3.2. Experimental Design

The setup is designed as a conflict scenario, where the test vehicle travels straight and the other one turns left. At the beginning, both vehicles stood 30 m away from the intersection. The moment the two vehicles cross the intersection is regarded as the end of time.
Track design of surrounding vehicles: in order to setup the trajectory of surrounding vehicles closer to the driving conditions of the real driver, three driving trajectories, with obvious characteristics from the real vehicle data, were extracted and used as the trajectory input of the opposite vehicle. Based on the speed data of the opposite vehicle, three different speed curves are selected. As shown in the Figure 6, the blue curve represents the case of approaching constant speed and mild passing through the intersection, the black curve represents the scenario of accelerating radically, while passing through the intersection and the red curve represents rapid deceleration and avoidance. In order to extract human sensitive factors to danger, we recruited 7 participants (2 women and 5 men), all of whom had driven at least 2 years of driving experience. The collected driver information is shown in Table 2. We conducted experiments with driving simulator. Driver inputs can be obtained by steering wheel and pedals of the driving simulator, and a total of 74 groups of effective data are collected, of which 56 groups are selected as the test set and 18 groups as the verification set.
According to the verification of the test set (Table 3), it is clear that the coefficient of the collision function, in the dangerous area, will be significantly higher than the coefficient of the collision function, in the safe situation, and in the in-between type of environment. This result shows that, when the risk increases, people will strongly prefer to act in favor of safety, above anything else. In addition, in dangerous scenarios, people’s urge for high speed will be relatively lower. At the intersection, people often slow down to ensure safety, so the experimental results are also in line with this reality.
In the process of learning human behavior, the root mean square (RMS) value of the Risk-sensitive [51] learning system (Figure 7), based on risk preference, is 2.52 km/h, while the error is controlled at about 10% for the driving behavior with an average speed of 17 km/h. The root mean square value of risk-neutral [52,53] learning system is 3.96 km/h, which is significantly higher than that of the risk sensitive learning system, whereas its error exceeds the acceptable range of 15%. The experimental results show that, the risk-sensitive learning system better fits the behavior of human drivers than the risk-neutral learning system, verifying the hypothesis that drivers exhibit the characteristics of risk sensitive behavior, at intersections.
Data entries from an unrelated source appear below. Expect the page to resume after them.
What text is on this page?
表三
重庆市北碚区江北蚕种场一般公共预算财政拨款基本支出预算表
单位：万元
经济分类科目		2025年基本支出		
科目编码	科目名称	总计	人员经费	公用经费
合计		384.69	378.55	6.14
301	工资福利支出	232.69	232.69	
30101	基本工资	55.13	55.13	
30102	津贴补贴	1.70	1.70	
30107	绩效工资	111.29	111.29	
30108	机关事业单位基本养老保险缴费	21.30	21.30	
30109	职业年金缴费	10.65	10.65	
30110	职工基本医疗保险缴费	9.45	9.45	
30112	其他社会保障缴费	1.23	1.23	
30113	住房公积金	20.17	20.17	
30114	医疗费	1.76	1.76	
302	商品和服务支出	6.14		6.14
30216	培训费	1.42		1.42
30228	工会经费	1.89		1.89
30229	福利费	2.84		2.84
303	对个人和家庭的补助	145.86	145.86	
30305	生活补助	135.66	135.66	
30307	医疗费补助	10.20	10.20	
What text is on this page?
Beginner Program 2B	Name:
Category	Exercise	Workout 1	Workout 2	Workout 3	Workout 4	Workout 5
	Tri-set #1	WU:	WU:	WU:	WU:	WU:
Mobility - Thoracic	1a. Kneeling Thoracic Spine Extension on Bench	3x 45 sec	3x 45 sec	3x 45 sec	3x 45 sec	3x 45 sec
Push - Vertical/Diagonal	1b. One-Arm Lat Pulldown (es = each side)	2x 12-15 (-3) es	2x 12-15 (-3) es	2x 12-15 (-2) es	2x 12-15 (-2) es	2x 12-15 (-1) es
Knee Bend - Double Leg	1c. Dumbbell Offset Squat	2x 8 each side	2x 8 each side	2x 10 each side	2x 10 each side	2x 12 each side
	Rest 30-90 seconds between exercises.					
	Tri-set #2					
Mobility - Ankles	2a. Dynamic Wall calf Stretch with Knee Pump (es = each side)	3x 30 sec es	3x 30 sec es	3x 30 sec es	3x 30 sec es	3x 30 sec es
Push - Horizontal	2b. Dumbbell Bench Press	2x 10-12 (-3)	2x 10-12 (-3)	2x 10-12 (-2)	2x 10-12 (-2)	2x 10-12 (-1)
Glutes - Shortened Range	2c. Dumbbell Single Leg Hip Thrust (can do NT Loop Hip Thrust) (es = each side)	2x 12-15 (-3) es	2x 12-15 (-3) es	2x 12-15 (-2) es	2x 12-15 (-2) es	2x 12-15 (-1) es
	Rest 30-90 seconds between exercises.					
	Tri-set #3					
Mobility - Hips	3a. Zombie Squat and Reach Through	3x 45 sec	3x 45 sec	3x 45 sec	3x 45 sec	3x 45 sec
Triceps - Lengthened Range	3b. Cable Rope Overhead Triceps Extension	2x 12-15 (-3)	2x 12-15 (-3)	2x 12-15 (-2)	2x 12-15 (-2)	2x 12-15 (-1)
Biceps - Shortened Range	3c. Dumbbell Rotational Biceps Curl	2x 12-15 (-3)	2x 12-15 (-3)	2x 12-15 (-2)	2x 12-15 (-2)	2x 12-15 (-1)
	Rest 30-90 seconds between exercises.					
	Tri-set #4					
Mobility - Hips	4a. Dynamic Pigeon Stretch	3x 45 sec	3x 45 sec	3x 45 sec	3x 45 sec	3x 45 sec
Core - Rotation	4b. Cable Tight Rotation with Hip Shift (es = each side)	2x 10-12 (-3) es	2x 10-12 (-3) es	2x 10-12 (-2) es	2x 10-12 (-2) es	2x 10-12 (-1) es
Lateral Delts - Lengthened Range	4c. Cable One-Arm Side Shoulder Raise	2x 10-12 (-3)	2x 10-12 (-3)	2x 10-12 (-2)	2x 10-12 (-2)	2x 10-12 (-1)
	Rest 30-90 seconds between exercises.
3.3. Scenario 1: The Opposite Vehicle Not Giving Way

When there are vehicles passing by in the front, humans usually choose the defensive strategy; that is, stop in front of the traffic flow and wait for all vehicles to pass. In this experiment, the effectiveness of SMDP model is verified by comparing it to conventional strategies. In Figure 8, Figure 9 and Figure 10, the gray-colored curves in the experimental images are the average of the conventional predicted trajectories, and the red line is the average of the human driving trajectories, while the blue line represents the average of the defensive behavior trajectories, whereas the shaded area shows the standard error. The action of this vehicle adopts the discrete action output, with a step size of 0.5 s, providing an output acceleration range of [−2, 0] m/s2 at an acceleration interval of 0.5 m/s2.
As shown in Figure 8, the predicted vehicle speed curve is roughly consistent with the real scenario, which is in line with the common sense of human behavior. Specifically, in the case of the traffic flow scenario, the choice is to slow down slowly and stop in front of the traffic flow. As shown in Figure 9 and Figure 10, when the opposite vehicle adopts acceleration of 0.25 m/s2 or speed of the opposite vehicle is constant, the predicted vehicle speed curve is also roughly consistent with the real scenario, following the common sense of human behavior.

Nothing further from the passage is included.